Researchers Scientifically Create Video Games To Benefit Cognitive Function
from the good-not-bad dept
For those of us of a certain age, where you're the right age to have grown up with video games as a staple of your youth entertainment experience while your parents basically grew up without them, the generational divide when it comes to gaming could not possibly be more stark. It is my belief that a great deal of the ongoing debate about whether there are harmful effects from playing video games is probably about to simply disappear as that parental generation begins to shove off this mortal experience. Gaming, after all, has been blamed for all sorts of things, even as research is starting to trickle in which suggests that video gaming in particular may have health benefits and is otherwise part of a healthy staple of entertainment experiences.

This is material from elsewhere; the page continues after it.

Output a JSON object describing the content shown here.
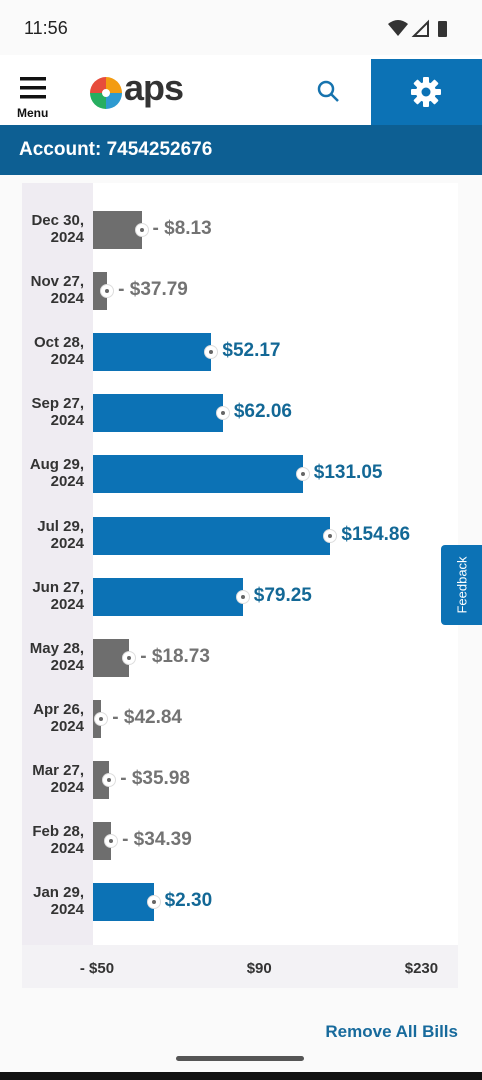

That research will only get better and more prevalent as both video games become a larger staple of entertainment consumption in our culture and as a younger generation of researchers with an interest in the topic come of age. One example of that can be seen in the work done by NYU professor Jan Plass, who's team didn't even both trying to tackle whether video games are good or bad for people, but instead took a scientific approach to simply create games that are designed to benefit cognitive behavior.
University professors from New York and California designed and developed three digital games – available online and in the iOS and Google Play app stores – to help its users’ brains work more efficiently. While some digital games falsely claim to improve cognitive skills, these three games have actually proven to. Evidenced through a series of research studies, these games can help users boost memory, inhibition, and cognitive flexibility.
“Can games actually have positive effects on players? We believe they can, and we designed three games to support learners in developing cognitive skills that researchers have identified as essential for success in daily life, executive functions,“ said Jan L. Plass, Paulette Goddard Professor of Digital Media and Learning Sciences at New York University’s Steinhardt School of Culture Education and Human Development and co-creator of the games.
Those executive functions are inhibitory control (attention span), working memory (cognitive processing), and cognitive flexibility (multi-tasking). Each game specifically works backwards from the goal of improving those functions and consists of tasks specifically meant to train the brain.
What does this show? Well, at a bare minimum it demonstrates that the effect a game has on a person has nothing to do with the medium itself and has everything to do with the construction of the game and what it is designed to achieve. This isn't terribly nuanced and likely seems obvious to most of us, but it is certainly a refutation of the trope that "video games are bad" that far too many people still have. Games aren't bad. Games are games. Just as there is good television and books, as well as "bad" or empty calorie television and books, so too is it with video games.
And, to be clear, the science indicates that these games work.
In addition to developing the games, Plass, Homer and Mayer published eight research articles reporting on the effectiveness of these games.
“We found replicated evidence across multiple experiments that playing our games for two hours causes improvements in executive function skills as compared to a control group that plays an unrelated game,” said Mayer. “This is one of the few scientific experiments showing the benefits of game-based training on executive function skills such as being able to shift from one task to another or being able to keep track of a series of events. This work shows the benefits of designing games based on the cognitive theory of game-based training.”
Whatever is true about video games, it sure isn't that they are "bad", full stop. Instead, there are different kinds of games that create different kinds of cognitive effects. If we could all approach the topic with that as the baseline from now on, the conversations we have will be far more productive.